Green was attending graduate school at Atlanta University in 1951, when fellow graduate student, A.L. Jordan, then a principal in Bogalusa, talked her into relocating to Bogalusa to work at Central. It turned out to be just the opportunity Green was seeking.

“Mama knew everybody in New Orleans,” Green recalled during an interview last year. “I wanted to go out on my own and make a name on my own, not because I was somebody’s daughter.”

She quickly made a name for herself, earning awards across the state as a powerful drama teacher. As a guidance counselor, she eventually connected to a recruiter at her alma mater, Dillard University, and began steering students there. Green is credited for sending more than 100 students to Dillard. Last May, Dillard honored Green and created the annual Ada Green Recruitment Award to recognize the alumni chapter or individual who recruits the most students to enroll at Dillard in the preceding fall and spring semesters.

“I never did it to receive any glory. I just wanted to help young people get a college education at a place where I knew they would have the best chance to be successful,” Green said at the time. “To God be the glory!”

Former Varnado High School principal Emma Ross was among those who often referred students to Green.

“She was such an asset to the community,” Ross said last year, after hearing about the award. “She invested a lot of her life to children of the community.”

Green often said she felt a special affinity for average students, who were willing to work hard to earn their way, because they reminded her of herself.  She was just 15 years old and in the 11th grade in 1945, when she graduated from McDonogh 35 High School in New Orleans. She barely knew what college was, but she landed at Dillard and managed to graduate with a scholarship to attend Atlanta University. She earned a master’s degree there and later earned a specialist’s degree from Southeastern Louisiana University in Hammond.

In Bogalusa schools, Green and music teacher Barbara Conrad Butler co-founded a high school girls’ club, called the Spartanettes, where they helped to usher generations of girls into womanhood with practical instructions on how to navigate life. The club met monthly and produced an annual Black History Month program and talent show, initially called The Big Broadcast and later Extravaganza. Members raised money throughout the year for cultural experiences, such as an annual trip to the Ebony Fashion Fair and dinner at the famous Dooky Chase Restaurant in New Orleans and summer trips to major American cities.

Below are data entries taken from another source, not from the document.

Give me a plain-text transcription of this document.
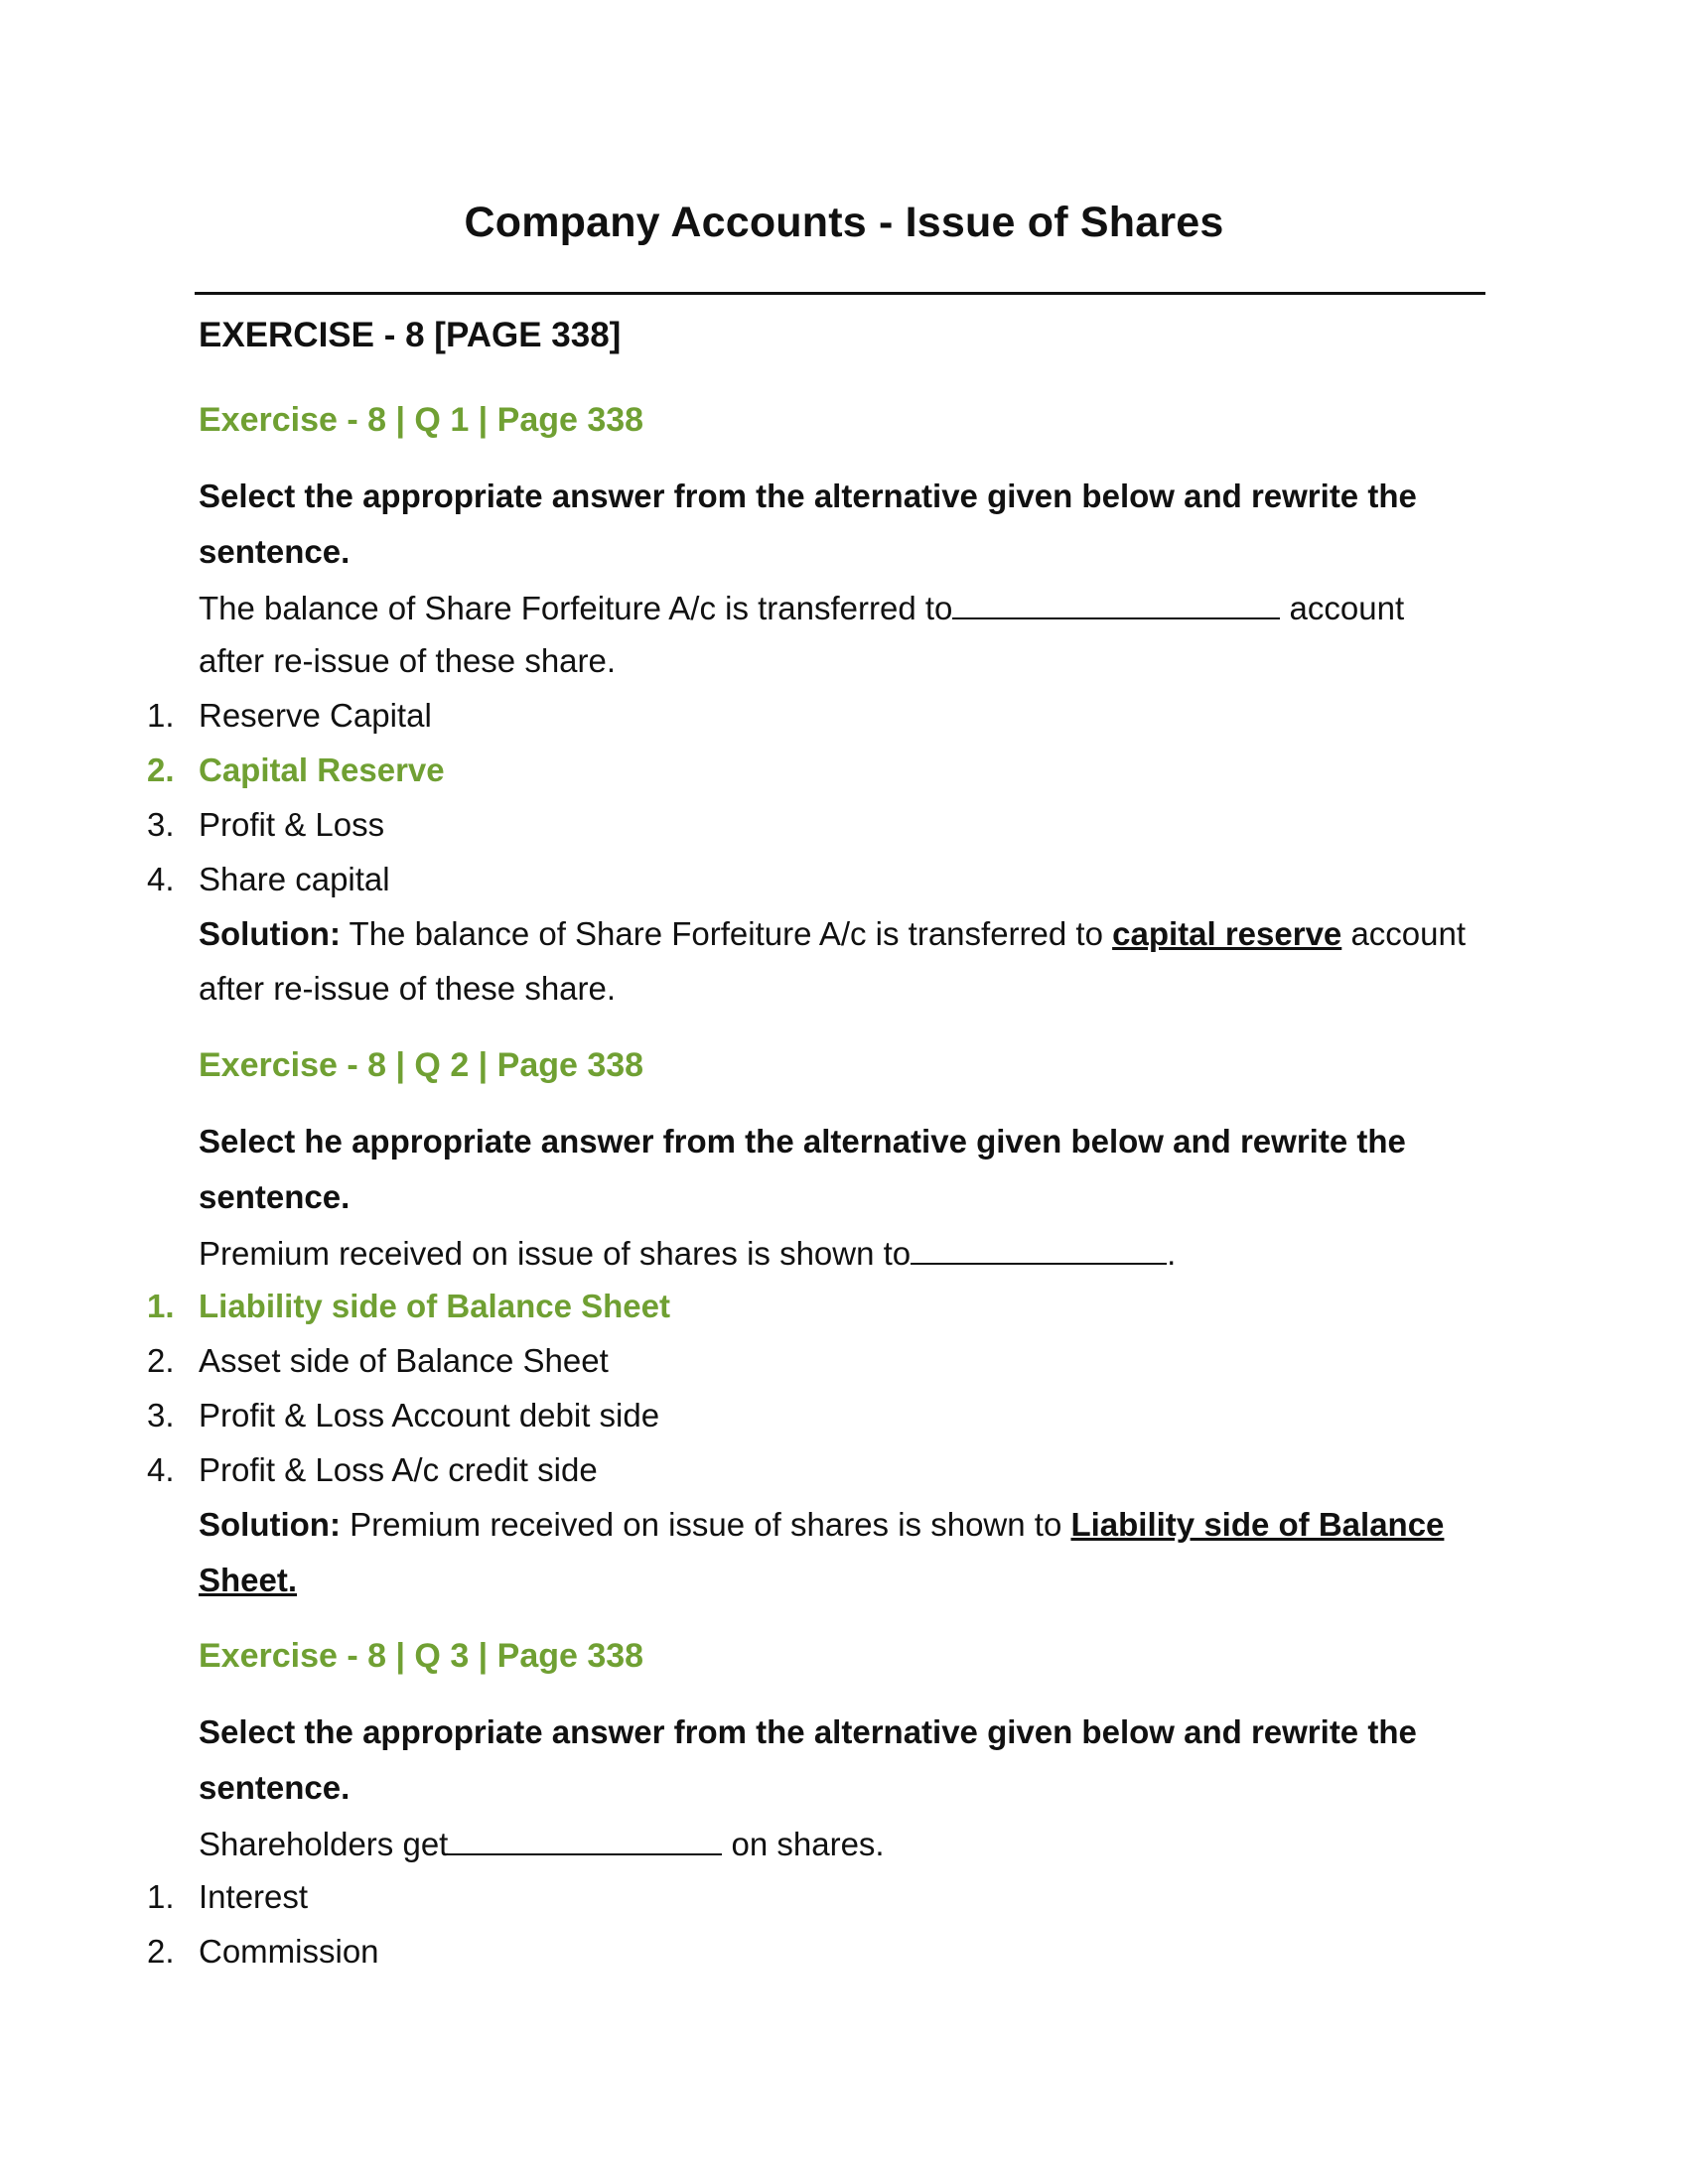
Company Accounts - Issue of Shares
EXERCISE - 8 [PAGE 338]
Exercise - 8 | Q 1 | Page 338
Select the appropriate answer from the alternative given below and rewrite the
sentence.
The balance of Share Forfeiture A/c is transferred to	account
after re-issue of these share.
1. Reserve Capital
2. Capital Reserve
3. Profit & Loss
4. Share capital
Solution: The balance of Share Forfeiture A/c is transferred to capital reserve account
after re-issue of these share.
Exercise - 8 | Q 2 | Page 338
Select he appropriate answer from the alternative given below and rewrite the
sentence.
Premium received on issue of shares is shown to	.
1. Liability side of Balance Sheet
2. Asset side of Balance Sheet
3. Profit & Loss Account debit side
4. Profit & Loss A/c credit side
Solution: Premium received on issue of shares is shown to Liability side of Balance
Sheet.
Exercise - 8 | Q 3 | Page 338
Select the appropriate answer from the alternative given below and rewrite the
sentence.
Shareholders get	on shares.
1. Interest
2. Commission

Former journalist and author Lisa Frazier Page, who was a member of the club from 1976 to 1980, said Green’s impact on the lives of countless young people, including herself, should not be underestimated.

“She gave me the greatest gift—the world,” said Page, public information officer for the district attorney’s office in St. Tammany and Washington parishes. “She showed me the world was much bigger than Bogalusa and pushed me to find my place in it. Many of the firsts in my life, such as my first plane ride, was with the Spartanettes. More than anything, Mrs. Hannibal (as we knew her) and Mrs. Butler sparked in me a desire to experience that great big world.”

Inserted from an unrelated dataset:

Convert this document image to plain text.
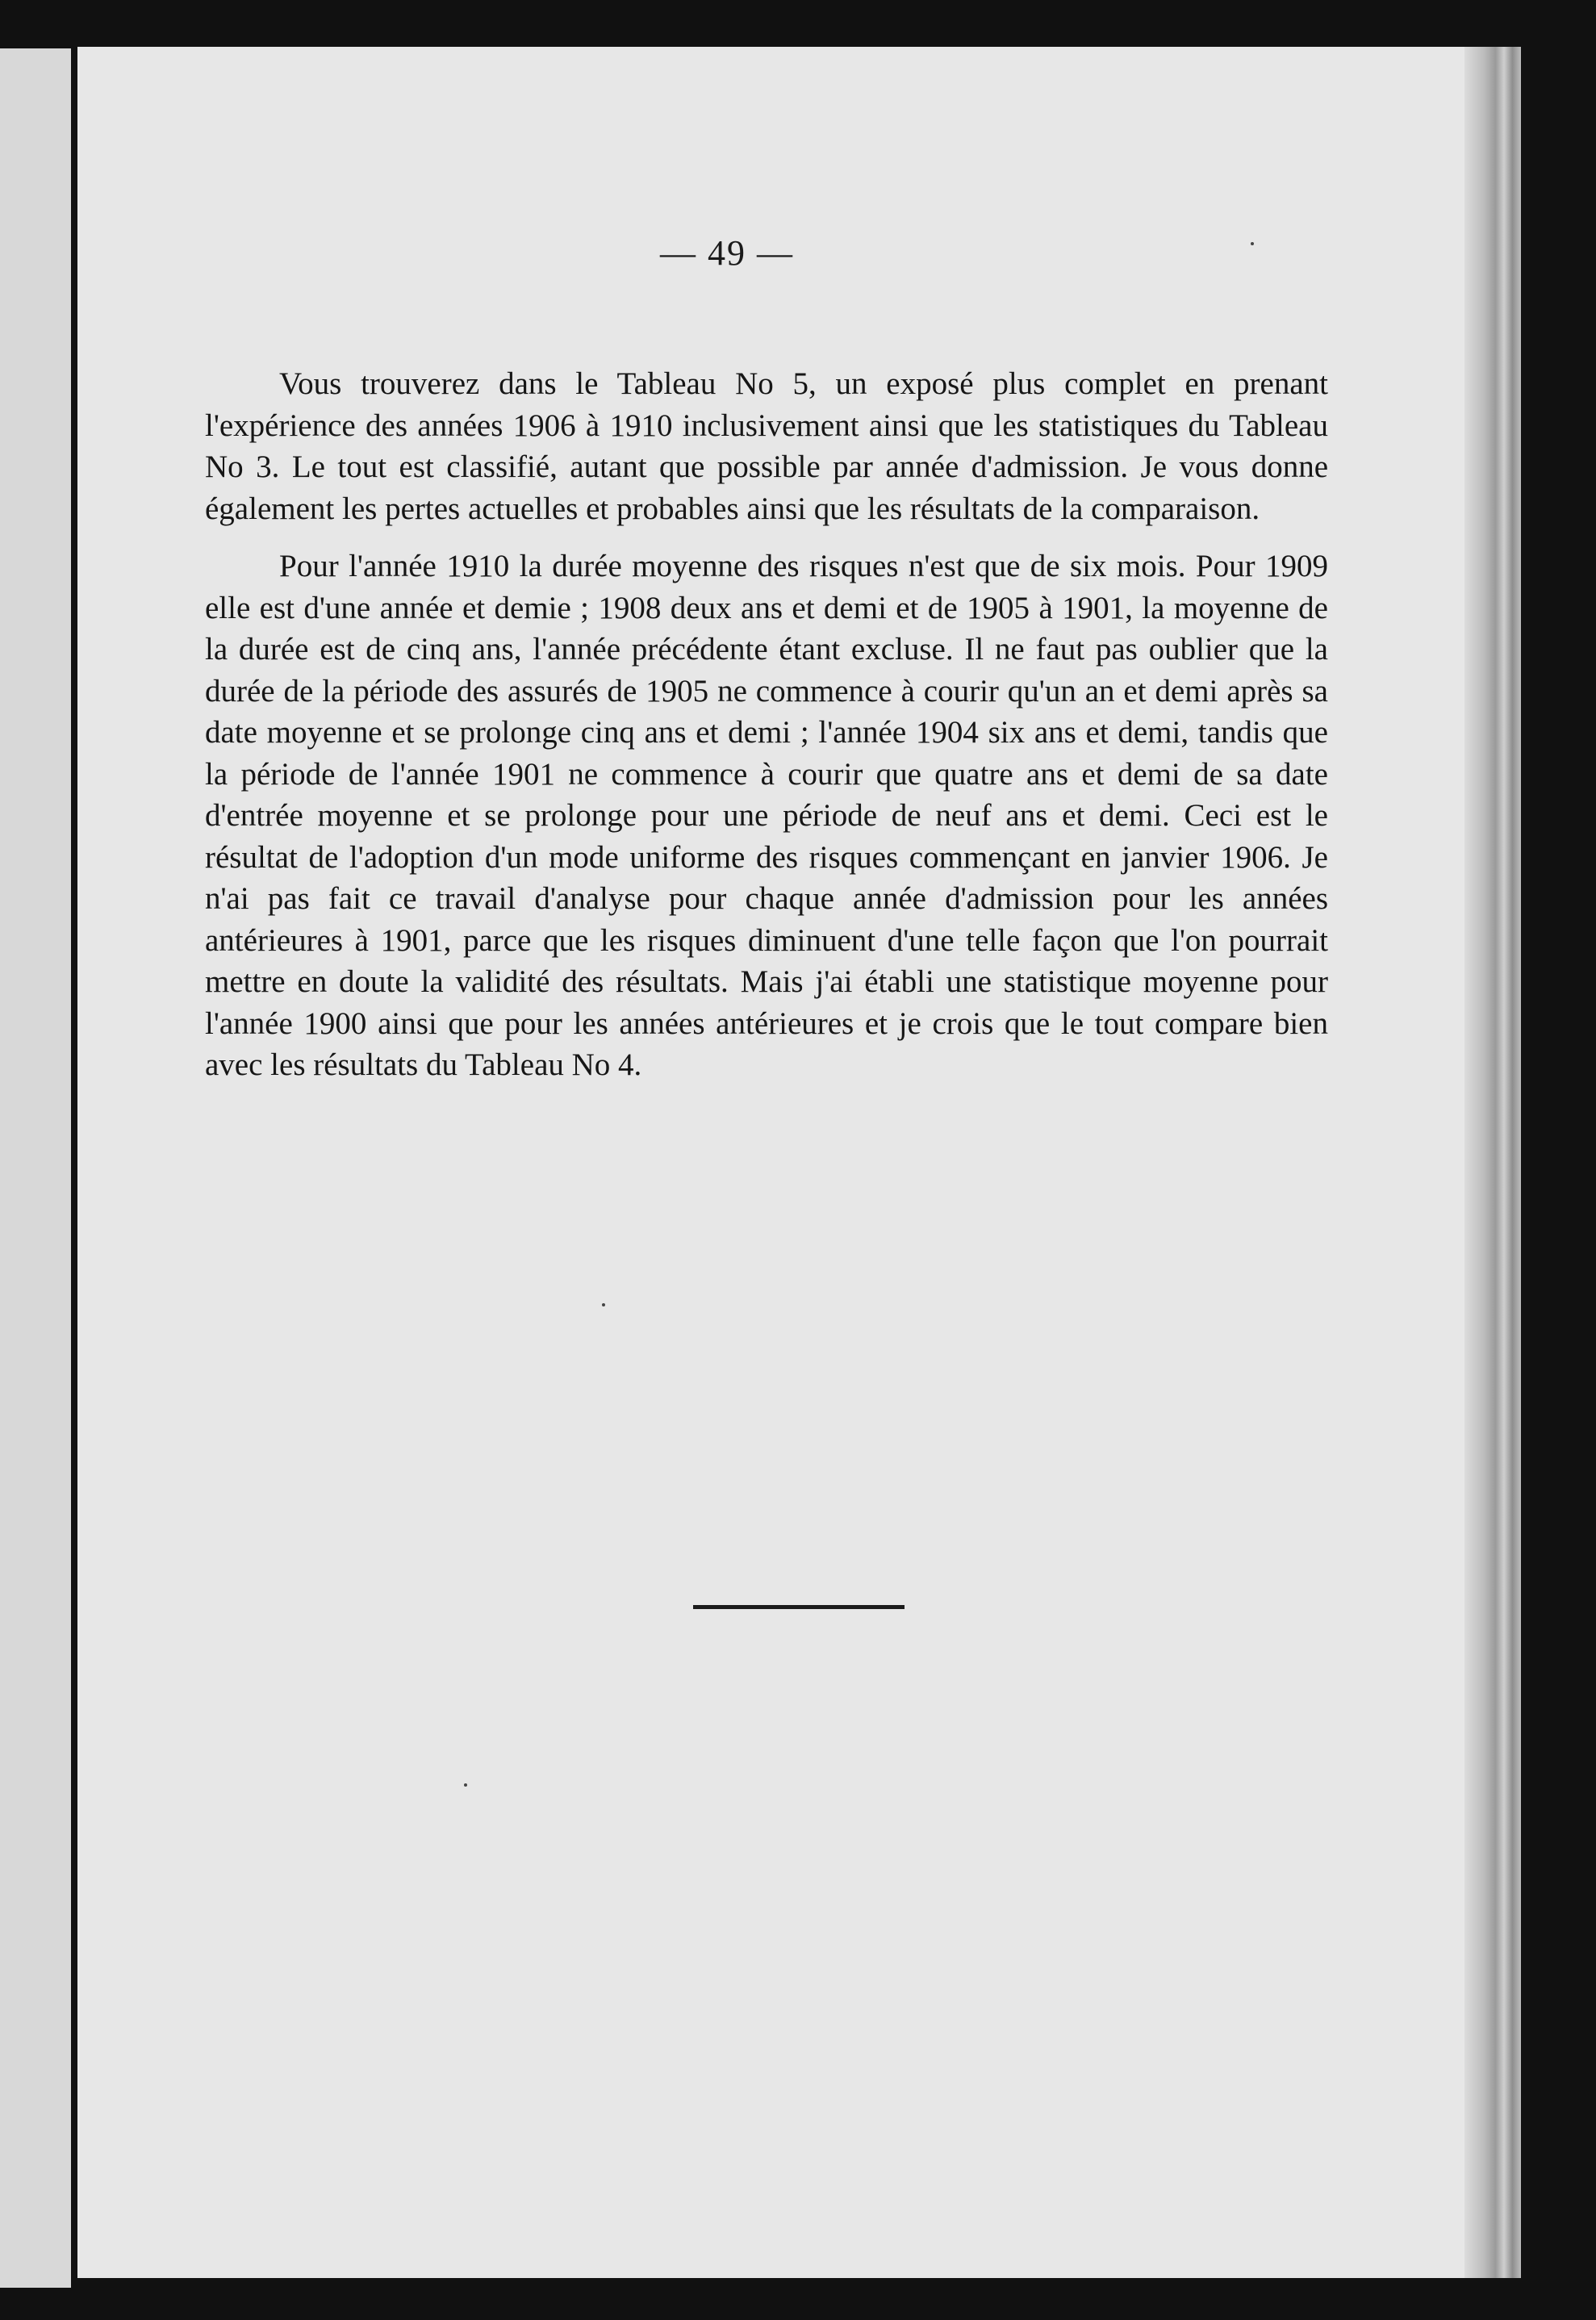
— 49 —

Vous trouverez dans le Tableau No 5, un exposé plus complet en prenant l'expérience des années 1906 à 1910 inclusivement ainsi que les statistiques du Tableau No 3. Le tout est classifié, autant que possible par année d'admission. Je vous donne également les pertes actuelles et probables ainsi que les résultats de la comparaison.

Pour l'année 1910 la durée moyenne des risques n'est que de six mois. Pour 1909 elle est d'une année et demie ; 1908 deux ans et demi et de 1905 à 1901, la moyenne de la durée est de cinq ans, l'année précédente étant exclusе. Il ne faut pas oublier que la durée de la période des assurés de 1905 ne commence à courir qu'un an et demi après sa date moyenne et se prolonge cinq ans et demi ; l'année 1904 six ans et demi, tandis que la période de l'année 1901 ne commence à courir que quatre ans et demi de sa date d'entrée moyenne et se prolonge pour une période de neuf ans et demi. Ceci est le résultat de l'adoption d'un mode uniforme des risques commençant en janvier 1906. Je n'ai pas fait ce travail d'analyse pour chaque année d'admission pour les années antérieures à 1901, parce que les risques diminuent d'une telle façon que l'on pourrait mettre en doute la validité des résultats. Mais j'ai établi une statistique moyenne pour l'année 1900 ainsi que pour les années antérieures et je crois que le tout compare bien avec les résultats du Tableau No 4.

Green also was a longtime active member of Thirkield United Methodist Church in Bogalusa, where she played the piano and often took the lead in planning various programs. “She was a mentor for my daughters and me through the church,” said Bogalusa resident and retired teacher Marsha Kim Spikes, a member of Thirkield.

After retiring from Bogalusa schools in 1989, Green returned to New Orleans and went to work at Dillard as Coordinator of Career Planning and Development. She served the New Orleans community through her church, First Street Peck Wesley United Methodist Church in Central City, the New Orleans Alumnae Chapter of Delta Sigma Theta Sorority, Inc., and Top Ladies of Distinction.

Green was preceded in death by her parents, longtime educator Irene Hannibal Greene and jazz great Jerome Greene, Sr.; and her husband, John Milton Green. She is survived by three sisters, Betty Greene Gibson (Kenneth), Lyndia Green-Faust, and Andree Cazenave Reese (Donald); two brothers, Jerome Greene, Jr. (Zelda), and Noel Cazenave; and a host of nieces, nephews, godchildren, other relatives, and friends.